At Collaboris we are constantly debating the Technical debt issue (http://martinfowler.com/bliki/TechnicalDebt.html). The questions are always the same:
- Shall we release this new bit of functionality quickly to get customer feedback or shall we spend a decent amount of time designing it before we release?
- What if we spend too much time designing something and the customers don’t like it? Have we wasted all that time?
- What if we release something messy with little design but the customers love it (I can hear the sales guys saying “ship it” )?
- What if we decide to ship that messy new feature because we need the extra quick revenue that it will bring (but you know it was only supposed to be a prototype)? How much is it going to cost to refactor in the future?
Answers are not easy and my feeling is that they lie somewhere between the two extremes.
What are your views on technical debt and how do you address it?
Can’t remember who said it now, but “If you aren’t embarrassed by your first release you left it too long”. (I don’t think it was the guys on the Silicon Valley show either :))
I agree Hugo, it’s a huge point of debate.
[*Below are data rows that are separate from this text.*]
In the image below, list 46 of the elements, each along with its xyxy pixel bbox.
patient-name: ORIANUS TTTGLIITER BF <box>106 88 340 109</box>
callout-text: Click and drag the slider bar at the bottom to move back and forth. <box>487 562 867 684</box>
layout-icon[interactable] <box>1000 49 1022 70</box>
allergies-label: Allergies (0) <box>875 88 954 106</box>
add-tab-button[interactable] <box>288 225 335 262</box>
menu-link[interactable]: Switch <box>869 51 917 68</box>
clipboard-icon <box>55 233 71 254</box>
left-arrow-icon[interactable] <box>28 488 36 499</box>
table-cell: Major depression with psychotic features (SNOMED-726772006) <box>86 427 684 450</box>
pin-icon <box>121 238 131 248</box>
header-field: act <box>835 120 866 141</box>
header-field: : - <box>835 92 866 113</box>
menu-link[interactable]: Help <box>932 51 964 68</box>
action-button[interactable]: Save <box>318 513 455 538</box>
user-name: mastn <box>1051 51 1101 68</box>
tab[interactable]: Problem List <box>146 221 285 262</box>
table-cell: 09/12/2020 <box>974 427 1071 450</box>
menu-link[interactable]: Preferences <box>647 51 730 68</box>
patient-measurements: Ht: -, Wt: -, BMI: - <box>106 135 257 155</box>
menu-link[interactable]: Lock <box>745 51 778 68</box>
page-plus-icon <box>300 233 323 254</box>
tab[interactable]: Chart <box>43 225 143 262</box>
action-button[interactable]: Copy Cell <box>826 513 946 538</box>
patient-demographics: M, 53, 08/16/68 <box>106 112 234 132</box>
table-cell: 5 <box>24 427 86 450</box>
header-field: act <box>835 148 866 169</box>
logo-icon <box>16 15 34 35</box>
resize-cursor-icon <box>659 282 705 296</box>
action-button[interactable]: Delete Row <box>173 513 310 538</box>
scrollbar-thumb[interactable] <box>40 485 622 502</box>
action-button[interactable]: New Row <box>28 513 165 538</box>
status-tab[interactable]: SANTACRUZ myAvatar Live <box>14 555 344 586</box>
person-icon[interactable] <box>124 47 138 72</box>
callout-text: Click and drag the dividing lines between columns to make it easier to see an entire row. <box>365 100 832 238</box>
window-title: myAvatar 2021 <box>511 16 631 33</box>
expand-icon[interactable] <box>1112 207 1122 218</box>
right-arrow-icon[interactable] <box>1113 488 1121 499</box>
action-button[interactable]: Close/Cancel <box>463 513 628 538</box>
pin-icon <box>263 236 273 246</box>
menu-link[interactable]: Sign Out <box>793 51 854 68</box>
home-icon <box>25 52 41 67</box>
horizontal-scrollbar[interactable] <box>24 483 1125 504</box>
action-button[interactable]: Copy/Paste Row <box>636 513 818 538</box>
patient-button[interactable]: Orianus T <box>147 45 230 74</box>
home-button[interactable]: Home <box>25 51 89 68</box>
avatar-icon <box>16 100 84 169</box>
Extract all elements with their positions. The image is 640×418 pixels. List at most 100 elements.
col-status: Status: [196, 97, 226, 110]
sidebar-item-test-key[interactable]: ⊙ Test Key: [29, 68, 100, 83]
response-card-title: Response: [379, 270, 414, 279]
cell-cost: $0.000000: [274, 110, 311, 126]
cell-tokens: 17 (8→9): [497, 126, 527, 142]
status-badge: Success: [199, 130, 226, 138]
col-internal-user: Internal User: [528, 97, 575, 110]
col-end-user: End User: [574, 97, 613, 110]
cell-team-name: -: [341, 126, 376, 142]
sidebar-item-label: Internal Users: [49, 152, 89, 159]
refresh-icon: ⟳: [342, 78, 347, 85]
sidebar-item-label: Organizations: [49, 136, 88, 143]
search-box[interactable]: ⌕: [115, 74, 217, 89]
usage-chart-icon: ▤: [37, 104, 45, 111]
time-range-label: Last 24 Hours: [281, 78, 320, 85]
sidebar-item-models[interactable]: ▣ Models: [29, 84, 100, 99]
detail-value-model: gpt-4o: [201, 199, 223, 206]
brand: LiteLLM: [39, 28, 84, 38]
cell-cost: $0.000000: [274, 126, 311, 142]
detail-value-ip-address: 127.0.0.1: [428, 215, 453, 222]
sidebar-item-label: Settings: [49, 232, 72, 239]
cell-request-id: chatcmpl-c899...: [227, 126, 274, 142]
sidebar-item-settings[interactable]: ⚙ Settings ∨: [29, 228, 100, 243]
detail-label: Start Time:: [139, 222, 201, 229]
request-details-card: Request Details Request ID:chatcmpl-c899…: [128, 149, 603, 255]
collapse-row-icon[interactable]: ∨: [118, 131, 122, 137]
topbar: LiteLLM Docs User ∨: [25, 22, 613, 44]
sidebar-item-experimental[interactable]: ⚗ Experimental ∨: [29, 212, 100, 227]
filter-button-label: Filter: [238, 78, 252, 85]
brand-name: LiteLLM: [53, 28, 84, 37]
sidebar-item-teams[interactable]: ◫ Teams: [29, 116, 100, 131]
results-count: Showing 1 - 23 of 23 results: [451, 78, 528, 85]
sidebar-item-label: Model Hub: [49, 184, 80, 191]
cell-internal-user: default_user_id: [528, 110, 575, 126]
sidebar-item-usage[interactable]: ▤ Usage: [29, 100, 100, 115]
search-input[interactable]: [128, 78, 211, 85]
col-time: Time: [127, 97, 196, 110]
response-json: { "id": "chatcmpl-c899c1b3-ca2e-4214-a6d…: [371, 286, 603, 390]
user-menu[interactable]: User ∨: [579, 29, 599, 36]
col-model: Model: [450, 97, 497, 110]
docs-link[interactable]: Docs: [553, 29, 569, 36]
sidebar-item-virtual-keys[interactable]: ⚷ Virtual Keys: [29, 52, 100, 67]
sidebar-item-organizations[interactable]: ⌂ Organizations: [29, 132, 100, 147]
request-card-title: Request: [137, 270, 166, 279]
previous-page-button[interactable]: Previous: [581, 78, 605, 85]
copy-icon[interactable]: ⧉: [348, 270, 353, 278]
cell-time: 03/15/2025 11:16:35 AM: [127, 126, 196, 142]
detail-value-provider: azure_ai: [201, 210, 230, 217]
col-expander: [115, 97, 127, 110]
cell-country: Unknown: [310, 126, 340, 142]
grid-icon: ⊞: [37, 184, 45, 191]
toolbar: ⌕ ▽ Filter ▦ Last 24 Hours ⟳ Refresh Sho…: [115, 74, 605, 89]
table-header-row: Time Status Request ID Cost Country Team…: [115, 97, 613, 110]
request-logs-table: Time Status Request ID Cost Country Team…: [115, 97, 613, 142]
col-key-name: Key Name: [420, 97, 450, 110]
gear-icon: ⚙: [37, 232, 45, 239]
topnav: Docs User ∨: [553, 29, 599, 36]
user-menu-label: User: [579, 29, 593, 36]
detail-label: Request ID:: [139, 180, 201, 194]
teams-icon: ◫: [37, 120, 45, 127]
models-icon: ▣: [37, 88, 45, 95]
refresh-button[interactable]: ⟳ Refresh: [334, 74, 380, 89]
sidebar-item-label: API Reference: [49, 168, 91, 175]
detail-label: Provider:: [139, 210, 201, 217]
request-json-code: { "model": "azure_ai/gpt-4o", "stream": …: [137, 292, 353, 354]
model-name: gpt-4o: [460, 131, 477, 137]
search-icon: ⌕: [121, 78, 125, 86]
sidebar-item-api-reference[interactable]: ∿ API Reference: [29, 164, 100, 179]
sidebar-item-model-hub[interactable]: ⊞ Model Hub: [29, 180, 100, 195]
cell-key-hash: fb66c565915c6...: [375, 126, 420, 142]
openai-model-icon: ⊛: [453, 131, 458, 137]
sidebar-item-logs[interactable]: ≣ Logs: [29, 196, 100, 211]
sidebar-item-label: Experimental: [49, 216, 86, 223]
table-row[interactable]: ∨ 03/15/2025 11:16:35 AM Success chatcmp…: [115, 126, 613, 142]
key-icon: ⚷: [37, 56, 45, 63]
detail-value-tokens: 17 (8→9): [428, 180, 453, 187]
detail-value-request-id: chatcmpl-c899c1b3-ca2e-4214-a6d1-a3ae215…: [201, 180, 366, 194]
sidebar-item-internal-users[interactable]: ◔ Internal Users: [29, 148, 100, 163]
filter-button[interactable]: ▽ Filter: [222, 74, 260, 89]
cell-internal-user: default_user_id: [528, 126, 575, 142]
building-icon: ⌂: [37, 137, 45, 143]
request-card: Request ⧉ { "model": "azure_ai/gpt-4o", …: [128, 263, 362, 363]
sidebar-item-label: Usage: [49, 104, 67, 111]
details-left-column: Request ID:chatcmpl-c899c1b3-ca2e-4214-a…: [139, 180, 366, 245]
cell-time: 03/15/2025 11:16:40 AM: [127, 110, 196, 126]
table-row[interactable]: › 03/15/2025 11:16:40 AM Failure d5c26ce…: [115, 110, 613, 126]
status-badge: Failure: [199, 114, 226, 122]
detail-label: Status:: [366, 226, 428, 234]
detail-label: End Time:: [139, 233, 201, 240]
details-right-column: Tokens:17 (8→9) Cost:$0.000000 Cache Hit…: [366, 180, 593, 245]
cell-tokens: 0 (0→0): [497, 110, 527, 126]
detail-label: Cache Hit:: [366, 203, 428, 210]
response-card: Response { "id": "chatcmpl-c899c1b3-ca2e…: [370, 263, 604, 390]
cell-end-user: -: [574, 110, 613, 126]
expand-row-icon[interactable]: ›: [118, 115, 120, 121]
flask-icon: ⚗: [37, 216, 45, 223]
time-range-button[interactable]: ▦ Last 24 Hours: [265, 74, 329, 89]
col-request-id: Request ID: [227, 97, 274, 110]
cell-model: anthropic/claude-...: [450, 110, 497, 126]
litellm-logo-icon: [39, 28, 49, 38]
We are always going to be torn between the needs to keep the bank balance healthy and having a genuine need to produce an application based on an elegant, scalable, secure, flexible architecture.
I’ve complained to many managers about this. Sometimes, you have to use a “bandaid” fix. I get that. If you don’t, you can miss contractual deadlines and kill the whole project then and there. But you can’t spend all of your time holding your code together with thumbtacks and bandages, or your new fancy stuff will never come out.
MVP it is all the way 🙂
Hi Nick. Yep totally agree, the problem is that temporary bandages often become permanent and it’s difficult to convince the people holding the purse strings that they should be spending some money in replacing them with a more permanent solution.
At a certain point, you need to decide “hotfixes only,” and roll any new features into a new release.